Editoriale di “Traguardi Sociali” (n. 86 – nov/dic 2017) del presidente nazionale del Movimento Cristiano Lavoratori, Carlo Costalli
Lungo la sua storia il processo di unificazione dell’Europa ha preso anche strade sbagliate, ma ha avuto pure le occasioni per fare ammenda e rimettersi sulla giusta strada. In modo particolare ciò è accaduto dopo il disfacimento dell’impero comunista nell’Est europeo. Eravamo agli inizi degli anni Novanta del secolo scorso. Qualunque fosse stata la strada di unificazione percorsa fino allora dai Paesi europei, qualunque fossero stati i passi giusti e quelli sbagliati, in quel momento c’erano tutte le condizioni per una radicale registrazione della rotta. Quell’occasione storica, però, è andata perduta. L’Europa poteva cominciare a respirare a due polmoni, dall’Est potevano arrivare alle stanche società del benessere occidentali stimoli umani e spirituali. Papa Giovanni Paolo II si è dedicato all’Europa come ad uno dei temi principali del suo pontificato e instancabilmente, a cominciare dall’Enciclica Centesimus annus e dal Sinodo sull’Europa, ha lavorato per risvegliare nel Continente la piena consapevolezza delle proprie ragioni d’essere, giungendo anche a chiedere espressamente che il riferimento a Dio fosse inserito nella Costituzione europea, documento con cui agli inizi degli anni Novanta si voleva, giustamente nelle aspirazioni ma inadeguatamente nei metodi adoperati, ridisegnare i fondamenti del processo di unificazione. In realtà nulla cambiò e si procedette con un allargamento della cooptazione di nuovi Paesi dentro un concerto dalle deboli convinzioni morali e religiose. Si stipulò il Trattato di Maastricht (1972) e si scelse di dare vita all’Unione Europea, ma le sue basi dottrinali, valoriali e religiose erano troppo fragili quando non asservite ad una ideologia occidentalista più che ad un Occidente che trova le sue radici nel cristianesimo. Prevalse l’Europa dei Lumi, prevalse la “ragione strumentale”, prevalse il convenzionalismo dei diritti umani, prevalse l’accentramento e la normalizzazione dall’alto, anziché la sapienza politica della costruzione articolata e sussidiaria dal basso. E questo è continuato anche in seguito, anche con l’ingresso dei nuovi Paesi dell’Europa orientale, creando oggi una nuova frattura all’interno dell’Unione.

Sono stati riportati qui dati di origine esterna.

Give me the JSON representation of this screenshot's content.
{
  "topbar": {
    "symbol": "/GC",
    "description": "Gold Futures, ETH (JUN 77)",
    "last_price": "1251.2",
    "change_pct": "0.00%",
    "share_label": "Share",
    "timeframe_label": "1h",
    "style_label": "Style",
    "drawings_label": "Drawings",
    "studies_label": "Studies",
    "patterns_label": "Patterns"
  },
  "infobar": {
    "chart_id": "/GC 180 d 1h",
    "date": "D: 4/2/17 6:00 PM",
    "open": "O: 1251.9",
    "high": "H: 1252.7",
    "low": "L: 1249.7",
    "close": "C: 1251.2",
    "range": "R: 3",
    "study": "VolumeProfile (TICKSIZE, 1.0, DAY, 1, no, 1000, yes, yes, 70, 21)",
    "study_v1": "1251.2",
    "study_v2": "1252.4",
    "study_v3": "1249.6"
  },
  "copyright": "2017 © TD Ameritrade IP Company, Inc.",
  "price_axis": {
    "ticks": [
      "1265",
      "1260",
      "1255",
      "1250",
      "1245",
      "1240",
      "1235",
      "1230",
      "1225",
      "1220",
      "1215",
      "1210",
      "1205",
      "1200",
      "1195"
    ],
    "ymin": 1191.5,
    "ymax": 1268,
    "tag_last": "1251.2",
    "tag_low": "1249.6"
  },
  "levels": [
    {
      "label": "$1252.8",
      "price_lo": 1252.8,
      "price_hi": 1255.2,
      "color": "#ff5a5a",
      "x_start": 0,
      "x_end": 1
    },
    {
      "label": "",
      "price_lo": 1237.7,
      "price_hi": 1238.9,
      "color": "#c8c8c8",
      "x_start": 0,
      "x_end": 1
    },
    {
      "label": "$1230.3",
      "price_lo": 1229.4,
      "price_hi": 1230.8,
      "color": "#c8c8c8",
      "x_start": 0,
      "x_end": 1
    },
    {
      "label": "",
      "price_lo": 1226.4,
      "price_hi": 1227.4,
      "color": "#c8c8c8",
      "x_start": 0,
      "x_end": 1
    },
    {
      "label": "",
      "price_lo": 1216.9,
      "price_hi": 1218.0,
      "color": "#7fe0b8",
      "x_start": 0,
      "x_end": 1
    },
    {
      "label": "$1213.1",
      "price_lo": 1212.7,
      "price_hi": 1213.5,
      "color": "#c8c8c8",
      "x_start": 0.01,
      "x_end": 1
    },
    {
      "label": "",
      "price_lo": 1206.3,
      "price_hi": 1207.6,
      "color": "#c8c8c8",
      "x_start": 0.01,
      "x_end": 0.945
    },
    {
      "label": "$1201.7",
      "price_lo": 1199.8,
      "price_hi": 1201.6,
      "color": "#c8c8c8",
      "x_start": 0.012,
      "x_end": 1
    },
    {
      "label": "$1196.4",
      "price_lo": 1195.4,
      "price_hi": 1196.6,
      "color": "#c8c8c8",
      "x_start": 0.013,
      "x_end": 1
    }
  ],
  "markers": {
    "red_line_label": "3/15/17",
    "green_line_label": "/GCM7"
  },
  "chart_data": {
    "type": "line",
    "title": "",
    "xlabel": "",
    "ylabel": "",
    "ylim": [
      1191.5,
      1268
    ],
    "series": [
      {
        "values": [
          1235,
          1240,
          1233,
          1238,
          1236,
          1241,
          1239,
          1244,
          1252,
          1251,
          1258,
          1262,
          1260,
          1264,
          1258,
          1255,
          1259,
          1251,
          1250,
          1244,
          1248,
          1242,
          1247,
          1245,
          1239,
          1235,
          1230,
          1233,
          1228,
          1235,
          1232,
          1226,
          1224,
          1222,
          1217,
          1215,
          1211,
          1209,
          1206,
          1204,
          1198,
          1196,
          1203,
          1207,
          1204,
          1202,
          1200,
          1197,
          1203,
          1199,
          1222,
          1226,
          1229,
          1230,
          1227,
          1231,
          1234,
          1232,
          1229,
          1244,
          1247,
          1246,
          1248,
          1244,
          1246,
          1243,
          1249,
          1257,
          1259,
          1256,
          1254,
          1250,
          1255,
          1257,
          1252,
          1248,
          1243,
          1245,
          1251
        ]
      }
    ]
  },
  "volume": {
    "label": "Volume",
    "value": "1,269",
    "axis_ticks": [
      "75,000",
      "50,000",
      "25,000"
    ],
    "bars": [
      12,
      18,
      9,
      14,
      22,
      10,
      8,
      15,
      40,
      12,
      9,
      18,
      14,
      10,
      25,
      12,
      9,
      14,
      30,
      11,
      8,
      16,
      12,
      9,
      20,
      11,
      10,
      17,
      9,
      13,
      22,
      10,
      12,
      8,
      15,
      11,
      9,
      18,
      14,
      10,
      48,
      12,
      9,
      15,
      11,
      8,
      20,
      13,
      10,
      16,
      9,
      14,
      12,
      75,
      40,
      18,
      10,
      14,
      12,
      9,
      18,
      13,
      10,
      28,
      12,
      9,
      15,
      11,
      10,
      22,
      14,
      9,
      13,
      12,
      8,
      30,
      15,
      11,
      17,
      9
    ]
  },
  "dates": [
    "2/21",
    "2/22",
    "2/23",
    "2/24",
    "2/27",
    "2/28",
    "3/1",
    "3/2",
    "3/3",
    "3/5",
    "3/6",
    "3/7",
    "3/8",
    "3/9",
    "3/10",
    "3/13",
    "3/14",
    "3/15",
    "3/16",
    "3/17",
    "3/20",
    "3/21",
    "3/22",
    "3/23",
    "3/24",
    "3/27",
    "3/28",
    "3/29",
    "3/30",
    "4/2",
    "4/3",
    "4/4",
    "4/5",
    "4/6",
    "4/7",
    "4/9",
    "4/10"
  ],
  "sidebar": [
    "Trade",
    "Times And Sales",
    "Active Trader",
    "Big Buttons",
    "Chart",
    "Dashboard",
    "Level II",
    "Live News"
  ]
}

Questa Unione Europea è più caratterizzata dalla prevalenza dell’ideologia dei Lumi, dal predominio della nomenklatura intellettuale e politica secondo l’ideologia del “manifesto di Ventotene” che non dal “popolarismo” di De Gasperi, Adenauer e Schuman. E questo è un problema con cui dovremo fare i conti. L’Europa non può sottrarsi ad un avvicinamento ai valori umani universali, l’alternativa è una società edonista, individualista, tecnicista ed economicista, nella quale prevale il più forte. Un’Europa senz’anima e senza motivazioni ideali destinata a non avere futuro.
Queste idee sosterremo con forza anche nella prossima campagna elettorale perché l’Italia e l’Europa hanno bisogno di un nuovo popolarismo: fondato su una chiara visione antropologica e sociale, radicato nelle esperienze di civismo diffuso e nella sussidiarietà capillarmente applicata. Un’area politica che si richiami al popolarismo italiano ed europeo, e che riscopra il fondamento culturale delle sue origini.
Papa Francesco nell’incontro con il COMECE, il 28 ottobre scorso, ha affermato che “da più parti si ha la sensazione che il bene comune non sia più l’obiettivo primario perseguito e tale disinteresse è percepito da molti cittadini. Trovano così terreno fertile in molti Paesi le formazioni estremiste e populiste che fanno della protesta il cuore del loro messaggio politico, senza tuttavia offrire l’alternativa di un costruttivo progetto politico”. Ovunque, è proprio il popolarismo l’unico argine a questi estremismi e populismi.
Il Papa ha lanciato anche un appello al mondo cattolico “i cristiani sono chiamati a ridare dignità alla politica”: un appello che non possiamo lasciar cadere nel vuoto e che ci richiama alla nostra responsabilità di laici cattolici impegnati nella società.
Non credo che in questo momento non ci siano le condizioni per pensare ad un progetto politico alternativo, Don Sturzo lo ha elaborato in un contesto altrettanto difficile, ma è necessaria la creazione di una nuova cultura sociale e politica.
Noi vogliamo essere propugnatori di una forte iniziativa: solo così sarà possibile dare risposte a chi è rassegnato al declino o vede nel populismo l’unica soluzione.